Answer:
(x, y) = (16/3, -1/9)
Explanation:
A system of two linear equations can be solved a number of ways. One of the easiest is by graphing. Algebraic methods usually work better when the equations are in standard or general form.
Graph
A graphing calculator can work with the given equations. The solution it shows in the first attachment is ...
(x, y) = (16/3, -1/9)
Algebraic method
An algebraic method of solving a pair of linear equations can start with them in general form. We can obtain that form by subtracting one side of the equation from both sides. Here, we choose to do that so the coefficient of x is positive.
First equation
5(x -3y) -6 -(4x +1) = 0 . . . . . . . subtract (4x+1) from both sides
5x -15y -6 -4x -1 = 0 . . . . . . eliminate parentheses
x -15y -7 = 0 . . . . . . . . . . collect terms
Second equation
3(x +6y) +4 -(9y +19) = 0 . . . . . . subtract (9y+19) from both sides
3x +18y +4 -9y -19 = 0 . . . . . . eliminate parentheses
3x +9y -15 = 0 . . . . . . . . . . . collect terms
x +3y -5 = 0 . . . . . . . . . . . remove common factor of 3
We notice the coefficients of x and y are related by convenient factors, so we can use the "elimination method" to solve these equations.
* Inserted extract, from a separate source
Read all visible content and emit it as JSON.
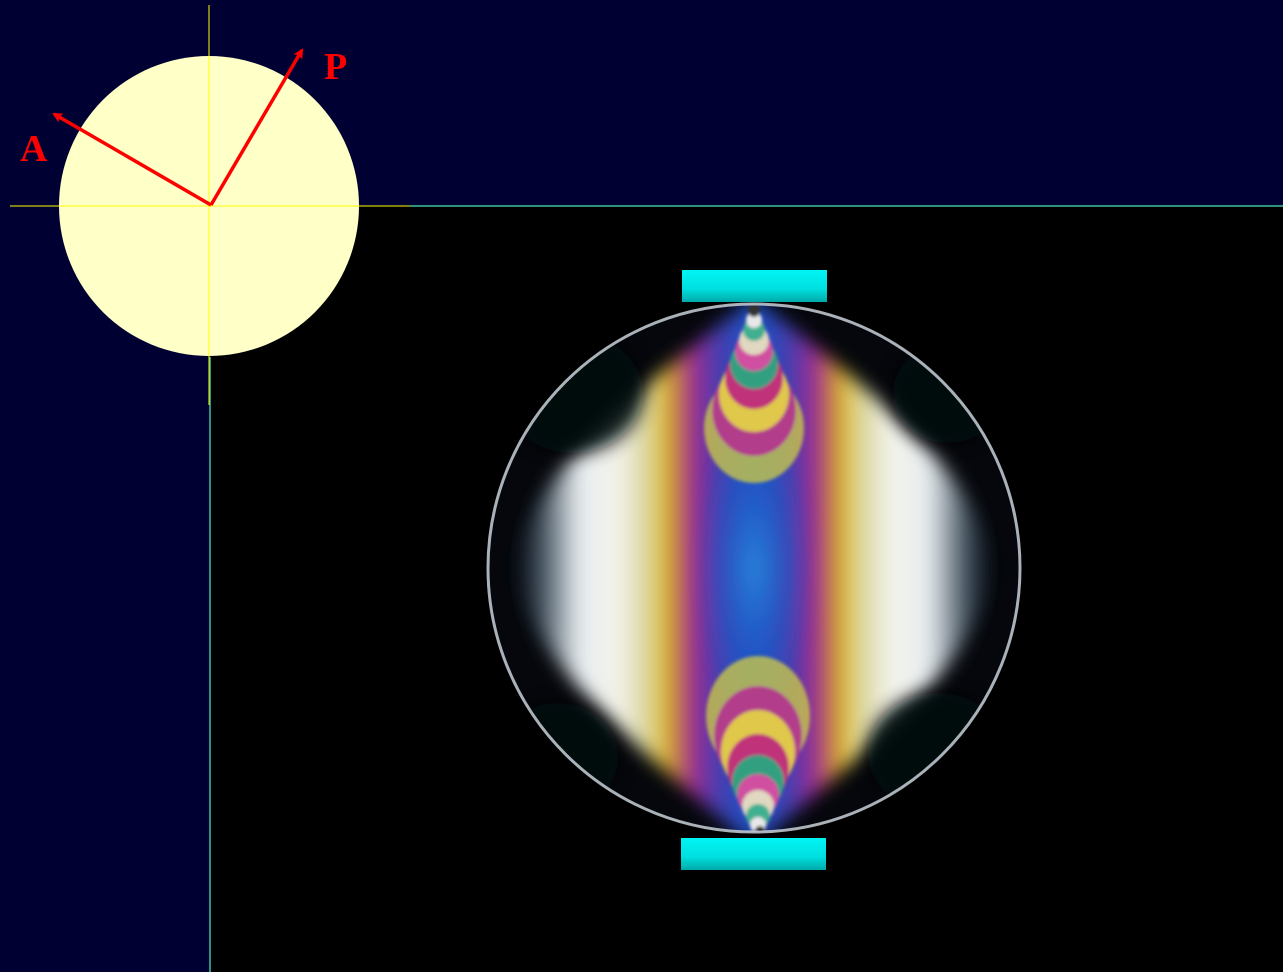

Subtracting the first from the second, we get ...
(x +3y -5) -(x -15y -7) = 0 -0
18y +2 = 0 . . . . . . collect terms
y +1/9 = 0 . . . . . . . divide by 18, reduce the fraction
y = -1/9
Using this in the second equation, we have ...
x +3(-1/9) -5 = 0
x = 5 1/3
The solution to the system of equations is (x, y) = (5 1/3, -1/9).